This is an open access article distributed under the terms of the Creative Commons Attribution License, which permits unrestricted use, distribution, reproduction and adaptation in any medium and for any purpose provided that it is properly attributed. For attribution, the original author(s), title, publication source (PeerJ PrePrints) and either DOI or URL of the article must be cited.

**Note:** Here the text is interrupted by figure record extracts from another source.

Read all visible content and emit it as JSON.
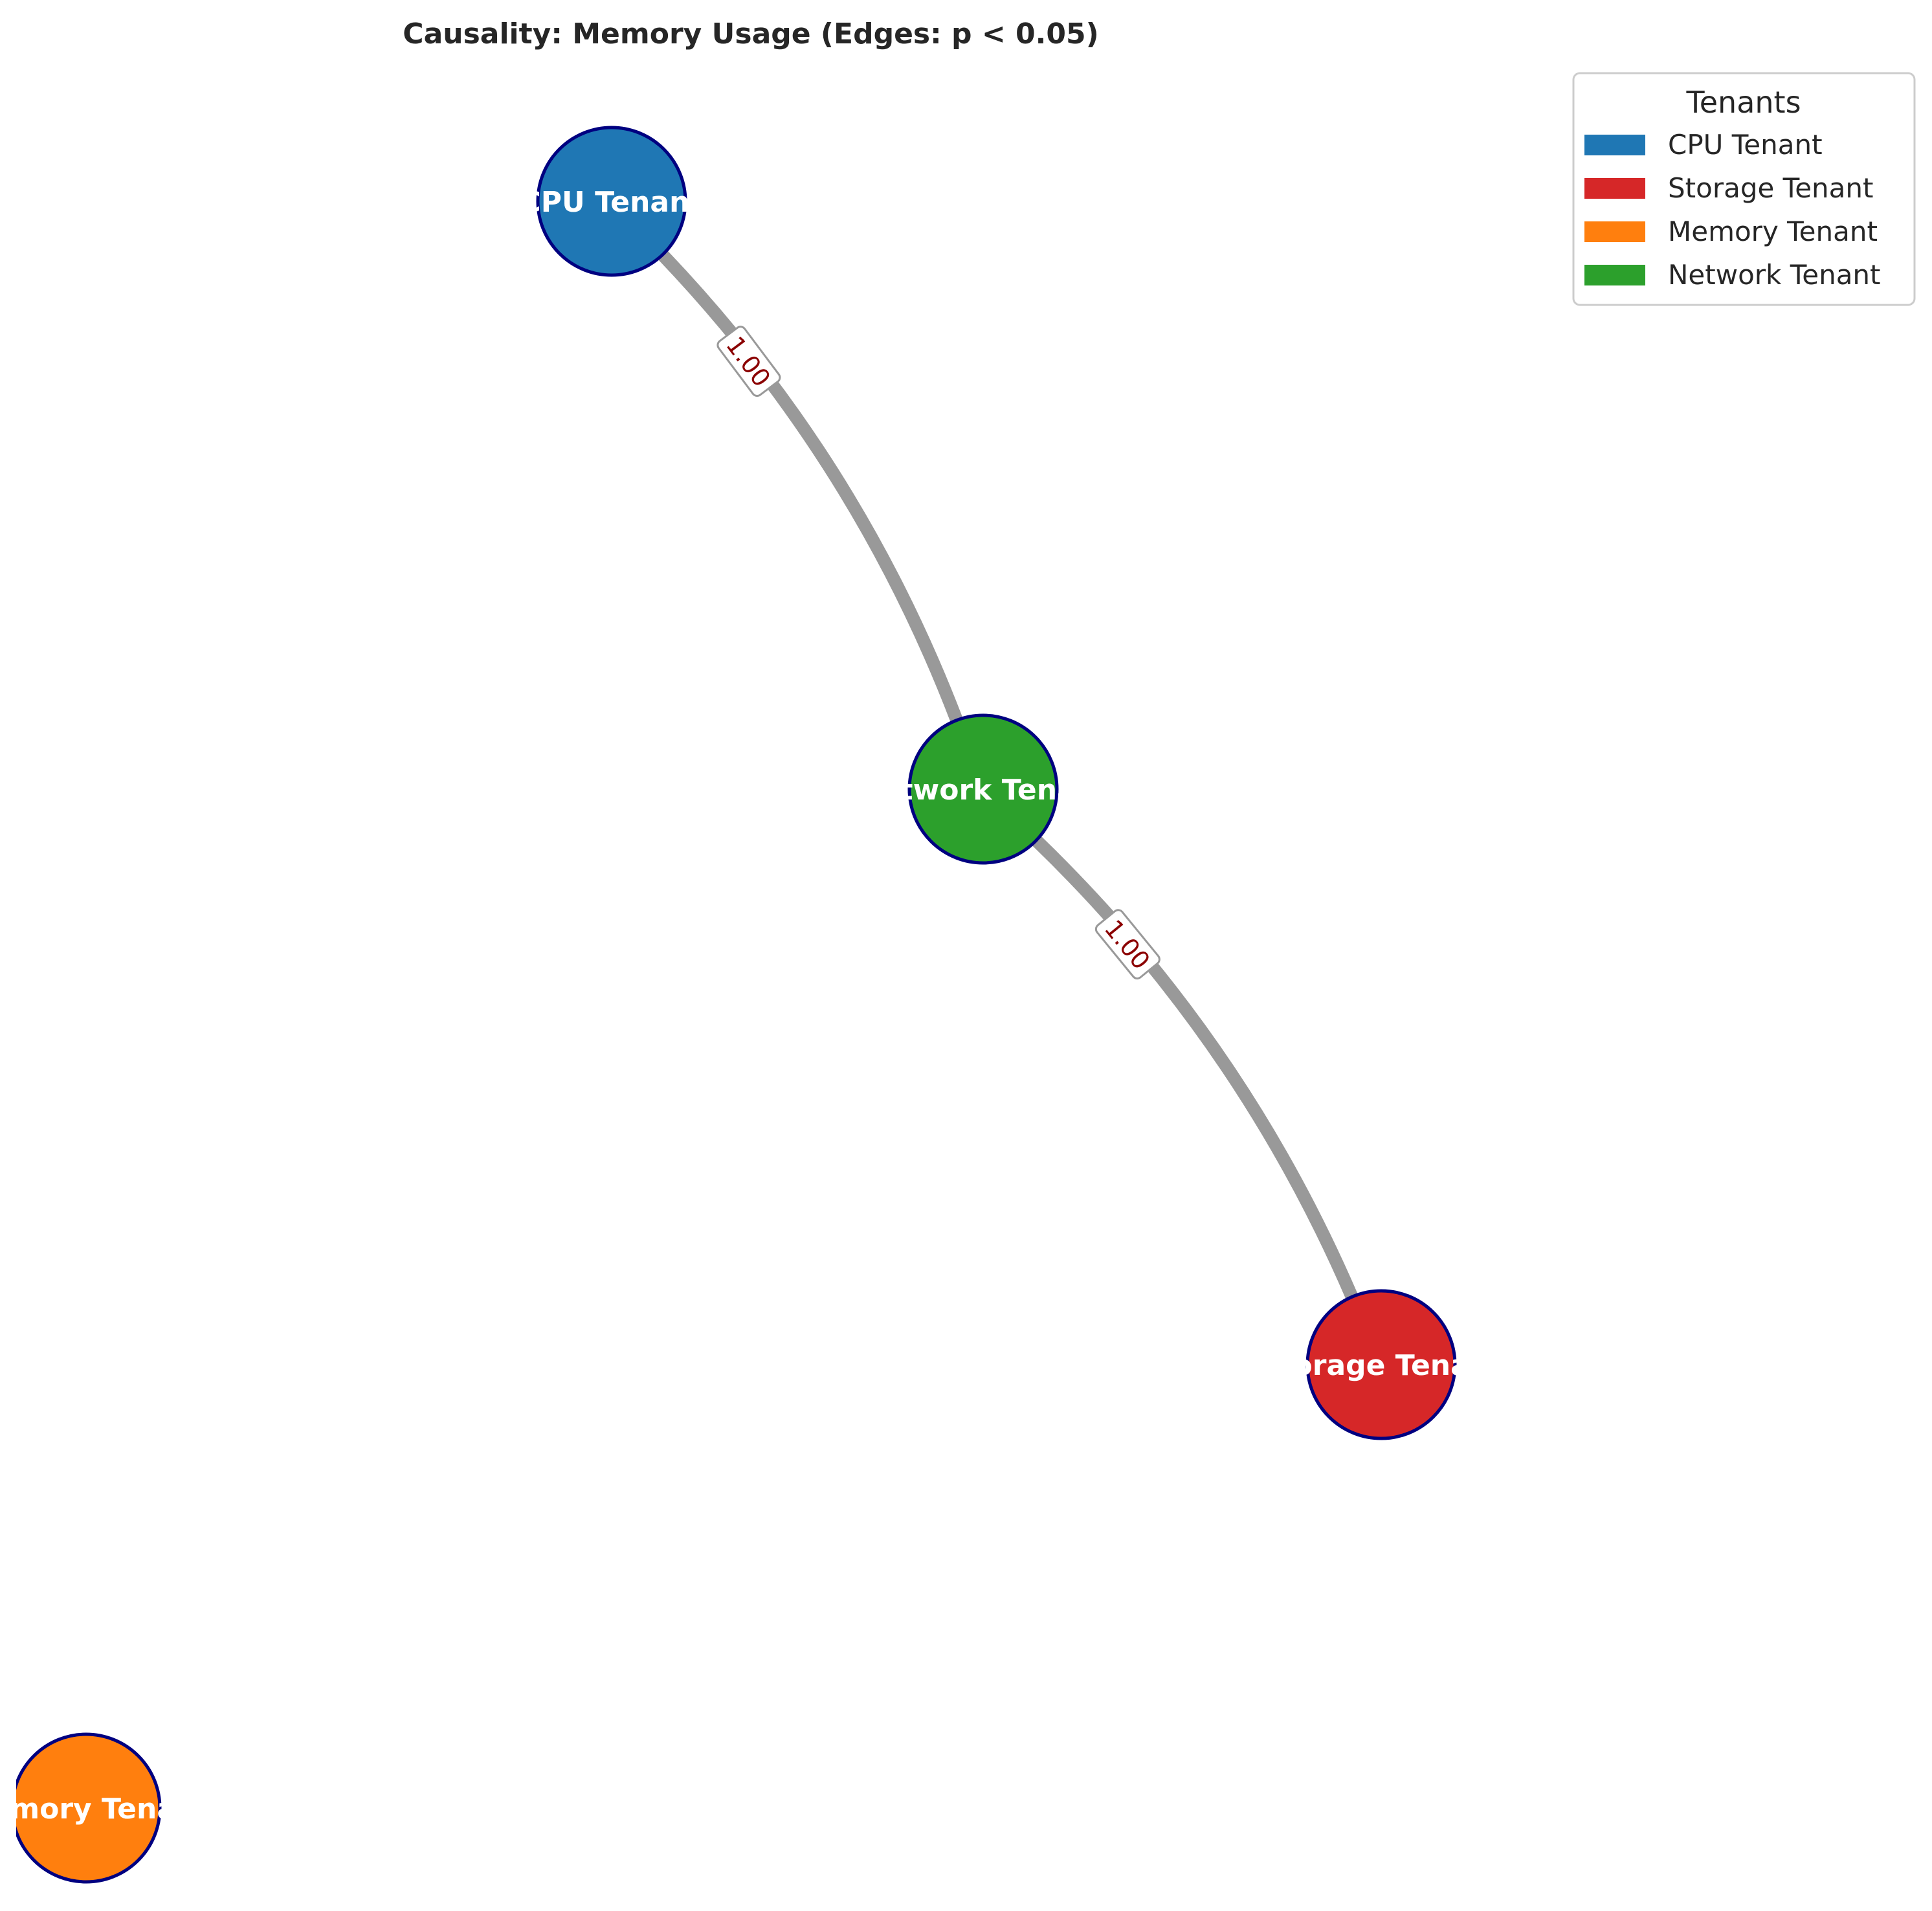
{
  "title": "Causality: Memory Usage (Edges: p < 0.05)",
  "legend": {
    "title": "Tenants",
    "items": [
      {
        "label": "CPU Tenant",
        "color": "#1f77b4"
      },
      {
        "label": "Storage Tenant",
        "color": "#d62728"
      },
      {
        "label": "Memory Tenant",
        "color": "#ff7f0e"
      },
      {
        "label": "Network Tenant",
        "color": "#2ca02c"
      }
    ]
  },
  "nodes": [
    {
      "id": "cpu",
      "label": "CPU Tenant",
      "color": "#1f77b4"
    },
    {
      "id": "network",
      "label": "Network Tenant",
      "color": "#2ca02c"
    },
    {
      "id": "storage",
      "label": "Storage Tenant",
      "color": "#d62728"
    },
    {
      "id": "memory",
      "label": "Memory Tenant",
      "color": "#ff7f0e"
    }
  ],
  "edges": [
    {
      "source": "cpu",
      "target": "network",
      "label": "1.00"
    },
    {
      "source": "network",
      "target": "storage",
      "label": "1.00"
    }
  ],
  "style": {
    "node_border_color": "#000080",
    "edge_color": "#999999",
    "edge_label_color": "#8b0000"
  }
}
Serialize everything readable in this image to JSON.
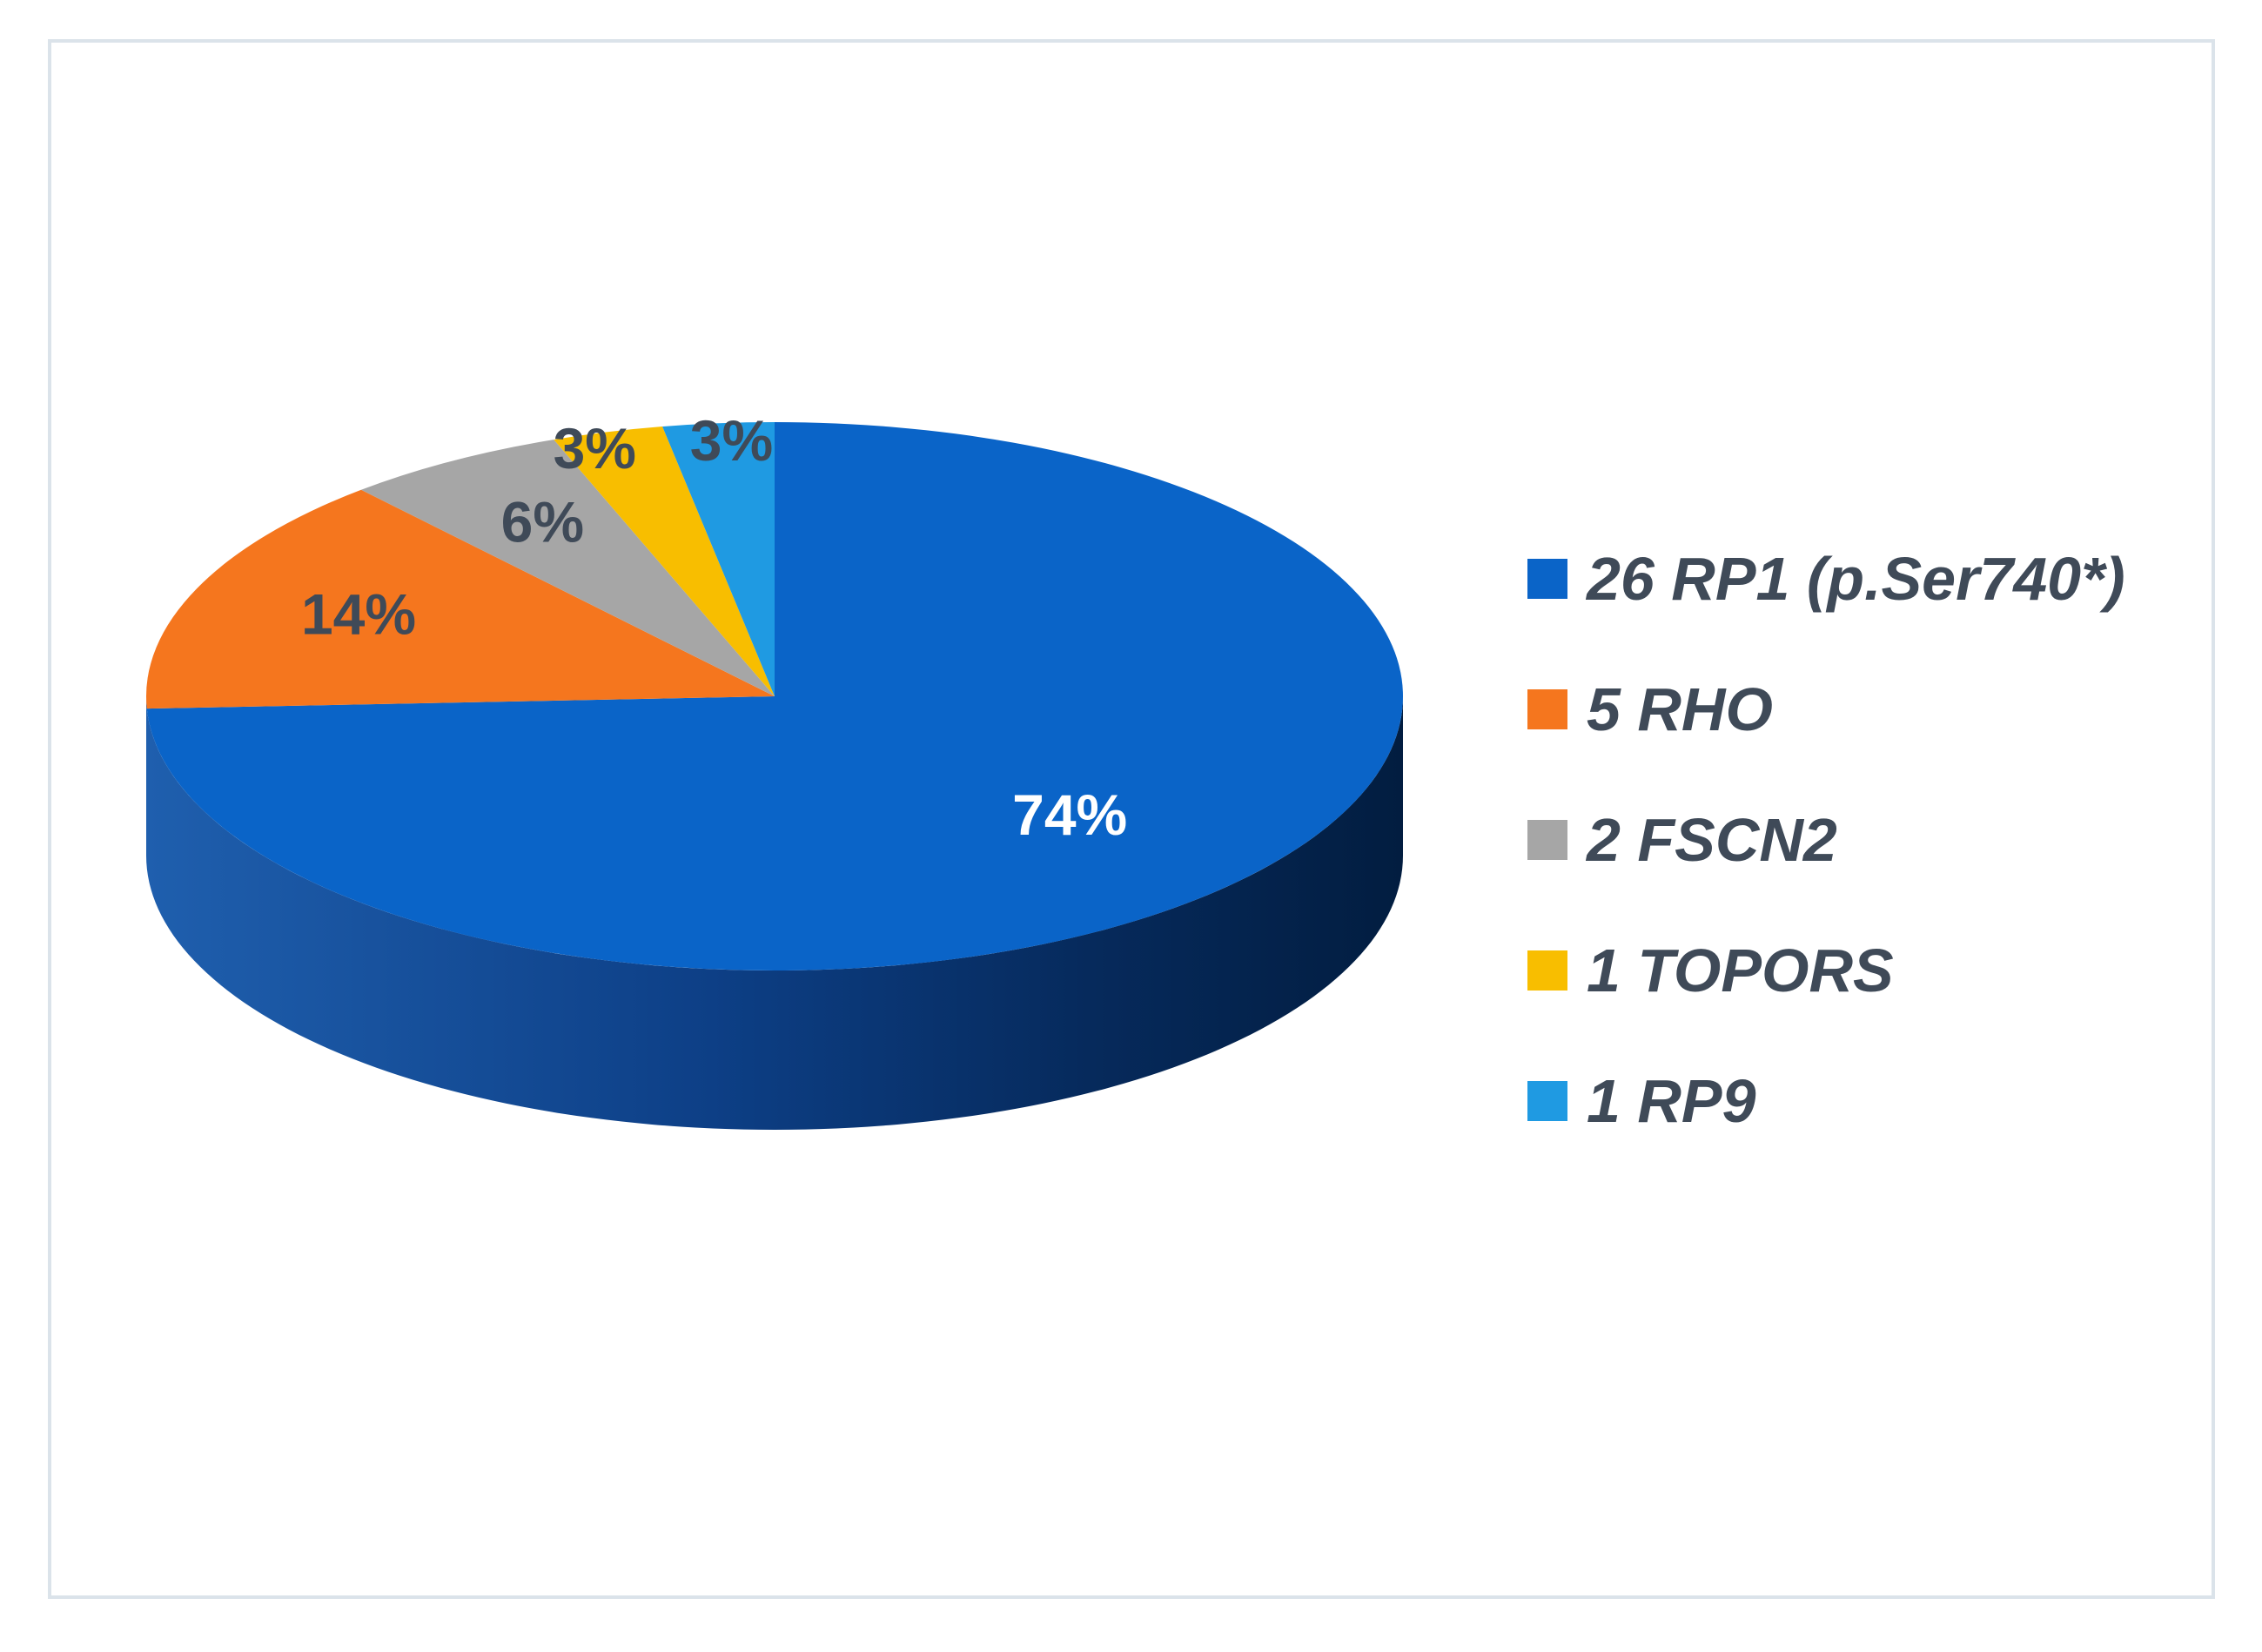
{
  "chart_data": {
    "type": "pie",
    "style": "3d",
    "slices": [
      {
        "label": "26 RP1 (p.Ser740*)",
        "value": 26,
        "percent_label": "74%",
        "color": "#0a64c8",
        "label_color": "#ffffff"
      },
      {
        "label": "5 RHO",
        "value": 5,
        "percent_label": "14%",
        "color": "#f5761e",
        "label_color": "#3f4a58"
      },
      {
        "label": "2 FSCN2",
        "value": 2,
        "percent_label": "6%",
        "color": "#a6a6a6",
        "label_color": "#3f4a58"
      },
      {
        "label": "1 TOPORS",
        "value": 1,
        "percent_label": "3%",
        "color": "#f8be00",
        "label_color": "#3f4a58"
      },
      {
        "label": "1 RP9",
        "value": 1,
        "percent_label": "3%",
        "color": "#1f9ae2",
        "label_color": "#3f4a58"
      }
    ],
    "legend_position": "right",
    "title": ""
  }
}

Discovery of novel diversity in high-throughput sequencing (HTS) studies is a central task in environmental microbial ecology. To evaluate the effects that amplicon clustering methods have on novel diversity discovery, we clustered an environmental marine protist HTS dataset of protist reads together with accessions from the taxonomically curated PR2 reference database using three de novo approaches: sequence similarity networks, USEARCH, and Swarm. The novel diversity uncovered by each clustering approach differed drastically in the number of operational taxonomic units (OTUs) and the number of environmental amplicons in these novel diversity OTUs. Global pairwise alignment comparisons revealed that numerous amplicons classified as novel by USEARCH and Swarm were actually highly similar to reference accessions. Using graph theory we found additional novel diversity within OTUs that would have gone unnoticed without further using their underlying network topologies. Our results suggest that novel diversity inferred from clustering approaches requires further validation, whereas graph theory provides a powerful tool for microbial ecology and the analyses of environmental HTS datasets.
This is the first version of our manuscript comparing the ability of three clustering methods to highlight novel molecular diversity.